“I put a brick in your garden,” Dave said.

I wasn’t sure what to do with this information, but he appeared to be waiting for a response.

“Did you.”

He did. There was an air of expectancy. I looked up. Dave is a brick guy, after all, and has a certain personal aesthetic.

“Well, I’m sure it’s in just the right spot.”

“You should go look for it. It’s hidden,” he said. There were a number of things I could have been doing at the moment. I wasn’t doing them, but I still wasn’t up for finding a brick in a garden spanning two city lots.

“Hidden in plain sight,” he wheedled.

We settled for my vowing to keep an eye out for it in the course of my usual wanderings. And sure enough, a week later, I found his brick. In plain sight. It said “HIDDEN.” Pretty long wait for a punchline payoff, but hey.

A few months later I found another brick. This one said “E J JEFFERY 1871.” It gave me a sense of foreboding. One HIDDEN brick is one thing. You can see the point of that. Two special bricks, and we’re getting perilously close to having a collection. I wasn’t sure we needed a brick collection. Or if there was such a thing.

My dad used to say that no matter how obscure an item seemed to be, you would discover that there is a whole society devoted to it, with a membership roster, and collections of it all over the world, an associated magazine (“Scurvy Scraper Monthly”), and a thriving exchange market. And he didn’t know nothing about no internet.

I looked up E J JEFFERY 1871 and instantly found out Mr. Jeffery owned a brick yard in Portland, Oregon and that he supplied brick for the courthouse and they were all stamped 1872. Not only that, but his brick yard had been located on my old mail route. Not a trace of it remains, but even now a building can be demolished and a new one erected and two weeks later you can’t remember what the old one looked like even if you walked by it every day. Could it be Dave’s new brick was valuable? That the famous brickmaker who built the courthouse had a rare, earlier model? It didn’t take too many more clicks to discover that Dad’s observation held true. There are brick collectors.

[shudder]

Now, a brick collection can be a fine thing, if it is assembled into a useful and attractive wall. Dave had accomplished that very thing twenty years ago. It’s possible he doesn’t get the credit from the neighbors he should have.

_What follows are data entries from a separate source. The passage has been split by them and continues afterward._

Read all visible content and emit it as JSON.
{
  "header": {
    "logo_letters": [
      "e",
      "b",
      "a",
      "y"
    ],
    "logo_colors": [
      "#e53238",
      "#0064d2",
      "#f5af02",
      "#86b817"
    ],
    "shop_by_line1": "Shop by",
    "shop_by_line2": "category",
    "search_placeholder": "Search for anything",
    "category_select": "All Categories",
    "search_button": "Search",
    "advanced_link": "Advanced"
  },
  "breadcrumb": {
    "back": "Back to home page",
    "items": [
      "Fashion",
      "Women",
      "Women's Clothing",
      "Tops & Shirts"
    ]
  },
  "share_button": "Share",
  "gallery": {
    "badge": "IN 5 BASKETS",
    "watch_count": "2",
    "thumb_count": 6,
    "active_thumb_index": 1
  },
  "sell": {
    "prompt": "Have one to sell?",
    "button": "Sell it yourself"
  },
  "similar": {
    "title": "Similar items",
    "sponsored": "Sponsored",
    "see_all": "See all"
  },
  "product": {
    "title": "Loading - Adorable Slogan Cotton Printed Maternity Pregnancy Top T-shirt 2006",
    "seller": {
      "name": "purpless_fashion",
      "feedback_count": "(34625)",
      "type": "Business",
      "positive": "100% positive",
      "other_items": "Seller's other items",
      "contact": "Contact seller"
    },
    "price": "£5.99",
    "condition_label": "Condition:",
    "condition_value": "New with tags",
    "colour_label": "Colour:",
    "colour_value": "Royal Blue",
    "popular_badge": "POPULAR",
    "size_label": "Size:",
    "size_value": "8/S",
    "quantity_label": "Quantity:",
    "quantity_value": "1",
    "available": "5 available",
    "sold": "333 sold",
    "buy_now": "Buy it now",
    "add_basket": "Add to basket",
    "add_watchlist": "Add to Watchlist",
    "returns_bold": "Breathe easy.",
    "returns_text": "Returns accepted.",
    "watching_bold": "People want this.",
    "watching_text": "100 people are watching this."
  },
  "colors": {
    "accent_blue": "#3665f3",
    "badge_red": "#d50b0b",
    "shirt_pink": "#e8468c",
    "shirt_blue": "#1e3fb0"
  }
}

He spent most of the summer hand-grading the perimeter of the yard, which involved removing obstinate roots, sieving out bucket after bucket of cobble from the old Ice Age Floods, forming and leveling a footing, pouring it in sections as time and the demands of paying work dictated, fashioning forms for arches, removing the footing forms, estimating and ordering block and mortar supplies, setting up work stations and stocking planks, and finally he assembled a crack team of bricklayers and made 5,000 sandwiches and whammo, all in one day 300 feet of wall went up around our yard. “Your friends sure do get a lot done in a hurry,” one neighbor observed, and I, being familiar with the man, could see the whole thought process written on his madly blinking face: whereas I dug and scraped and sweated and did all this and hauled all that all summer long and all they had to do was show up, butter some bricks, stick them on top of each other, and drink beer all night, but I believe his actual words were “Yes Ma’am.”

Anyway, that’s a fine brick collection.

I checked. Dave’s bricks aren’t valuable and he hasn’t accumulated any more of them. We’re holding steady at Two. I think we’ve dodged the collection bullet.

We, personally, are holding steady at 36. Happy Anniversary, Dave!